Eine Handprüfung mit Wärmebildkamera bedeutet, jedes Modul einzeln abzugehen – bei großen Dächern oder Freiflächen dauert das lange und ist auf steilen Dächern riskant. Die Drohne erfasst dieselbe Fläche aus der Luft deutlich schneller und flächendeckend, ohne dass du Betreten oder Gerüst brauchst. Für die genaue Ursachenklärung an einem markierten Modul bleibt eine Prüfung vor Ort aber oft trotzdem sinnvoll.

Sinnvoll ist sie, wenn dein Ertrag ohne klaren Grund sinkt, nach Sturm, Hagel oder Blitz, bei der Abnahme neuer Anlagen sowie als regelmäßige Kontrolle größerer Dach- oder Freiflächenanlagen. Je größer die Anlage, desto stärker spielt die Drohne ihren Geschwindigkeitsvorteil aus – bei einem kleinen Hausdach kann eine gezielte Handmessung genügen.

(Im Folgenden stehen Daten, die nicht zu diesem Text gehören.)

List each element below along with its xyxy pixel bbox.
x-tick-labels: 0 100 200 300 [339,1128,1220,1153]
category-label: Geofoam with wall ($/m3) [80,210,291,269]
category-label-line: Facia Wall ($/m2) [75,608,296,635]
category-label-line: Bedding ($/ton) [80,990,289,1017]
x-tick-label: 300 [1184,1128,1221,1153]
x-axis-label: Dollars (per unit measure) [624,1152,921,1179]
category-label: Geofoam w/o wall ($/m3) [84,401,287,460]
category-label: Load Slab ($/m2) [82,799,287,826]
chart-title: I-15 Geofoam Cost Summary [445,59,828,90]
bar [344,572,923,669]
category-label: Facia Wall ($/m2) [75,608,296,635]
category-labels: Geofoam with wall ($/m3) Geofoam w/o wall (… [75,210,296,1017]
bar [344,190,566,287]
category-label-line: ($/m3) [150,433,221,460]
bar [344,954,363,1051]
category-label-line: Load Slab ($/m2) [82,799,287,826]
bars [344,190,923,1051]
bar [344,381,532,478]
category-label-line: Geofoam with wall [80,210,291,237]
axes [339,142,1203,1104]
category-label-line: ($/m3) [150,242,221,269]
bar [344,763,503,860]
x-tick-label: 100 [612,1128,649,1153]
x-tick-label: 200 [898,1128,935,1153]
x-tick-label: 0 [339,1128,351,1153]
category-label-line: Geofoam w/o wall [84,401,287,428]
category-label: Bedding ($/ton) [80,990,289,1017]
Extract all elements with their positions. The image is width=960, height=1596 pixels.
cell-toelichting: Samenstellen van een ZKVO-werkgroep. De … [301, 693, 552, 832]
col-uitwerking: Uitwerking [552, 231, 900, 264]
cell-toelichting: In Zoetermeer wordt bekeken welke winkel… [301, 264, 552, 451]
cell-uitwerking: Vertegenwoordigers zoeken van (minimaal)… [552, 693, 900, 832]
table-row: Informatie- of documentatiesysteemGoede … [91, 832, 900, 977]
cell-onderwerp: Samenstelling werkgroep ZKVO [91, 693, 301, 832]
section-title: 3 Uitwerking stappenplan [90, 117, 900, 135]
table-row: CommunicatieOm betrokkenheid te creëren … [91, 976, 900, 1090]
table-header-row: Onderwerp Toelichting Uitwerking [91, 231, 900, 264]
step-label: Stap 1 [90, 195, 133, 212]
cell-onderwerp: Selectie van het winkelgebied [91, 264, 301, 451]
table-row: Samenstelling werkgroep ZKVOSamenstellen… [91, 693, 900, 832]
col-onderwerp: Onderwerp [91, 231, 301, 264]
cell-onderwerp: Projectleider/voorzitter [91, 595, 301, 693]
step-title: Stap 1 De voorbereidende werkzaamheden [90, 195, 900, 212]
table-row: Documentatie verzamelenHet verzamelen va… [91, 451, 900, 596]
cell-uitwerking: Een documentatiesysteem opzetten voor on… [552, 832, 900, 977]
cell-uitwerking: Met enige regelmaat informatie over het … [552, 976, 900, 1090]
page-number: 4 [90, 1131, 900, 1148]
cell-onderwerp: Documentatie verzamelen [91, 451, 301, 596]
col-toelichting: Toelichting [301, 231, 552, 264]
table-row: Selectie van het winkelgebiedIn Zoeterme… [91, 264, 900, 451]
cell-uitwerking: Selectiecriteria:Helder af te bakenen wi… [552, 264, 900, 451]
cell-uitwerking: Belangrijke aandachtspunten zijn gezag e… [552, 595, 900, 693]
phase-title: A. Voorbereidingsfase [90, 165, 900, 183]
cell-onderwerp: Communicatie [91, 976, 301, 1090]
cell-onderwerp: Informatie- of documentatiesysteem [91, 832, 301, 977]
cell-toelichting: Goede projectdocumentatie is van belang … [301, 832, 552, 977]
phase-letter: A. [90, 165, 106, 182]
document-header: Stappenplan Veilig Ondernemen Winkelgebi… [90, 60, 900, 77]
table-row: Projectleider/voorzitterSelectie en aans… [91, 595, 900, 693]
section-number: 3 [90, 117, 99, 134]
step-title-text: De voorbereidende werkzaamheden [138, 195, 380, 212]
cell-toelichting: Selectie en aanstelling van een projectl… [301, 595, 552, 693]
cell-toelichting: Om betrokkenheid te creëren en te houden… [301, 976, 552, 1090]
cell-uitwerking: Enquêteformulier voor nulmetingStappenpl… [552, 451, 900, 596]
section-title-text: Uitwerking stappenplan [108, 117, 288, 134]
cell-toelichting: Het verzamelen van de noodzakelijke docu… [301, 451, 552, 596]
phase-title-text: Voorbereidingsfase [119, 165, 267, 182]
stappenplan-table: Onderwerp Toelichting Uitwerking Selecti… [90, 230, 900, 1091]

Frag nach kalibrierter Wärmebildtechnik, einem nachvollziehbaren Prüfbericht mit Modul-Zuordnung und danach, ob der Dienstleister die nötige Drohnen-Registrierung und den Kompetenznachweis nach EU-Drohnenverordnung besitzt. Feste Pauschalpreise gibt es kaum – die Kosten hängen von Anlagengröße, Anfahrt und Detailtiefe der Auswertung ab, lass dir also ein konkretes Angebot geben.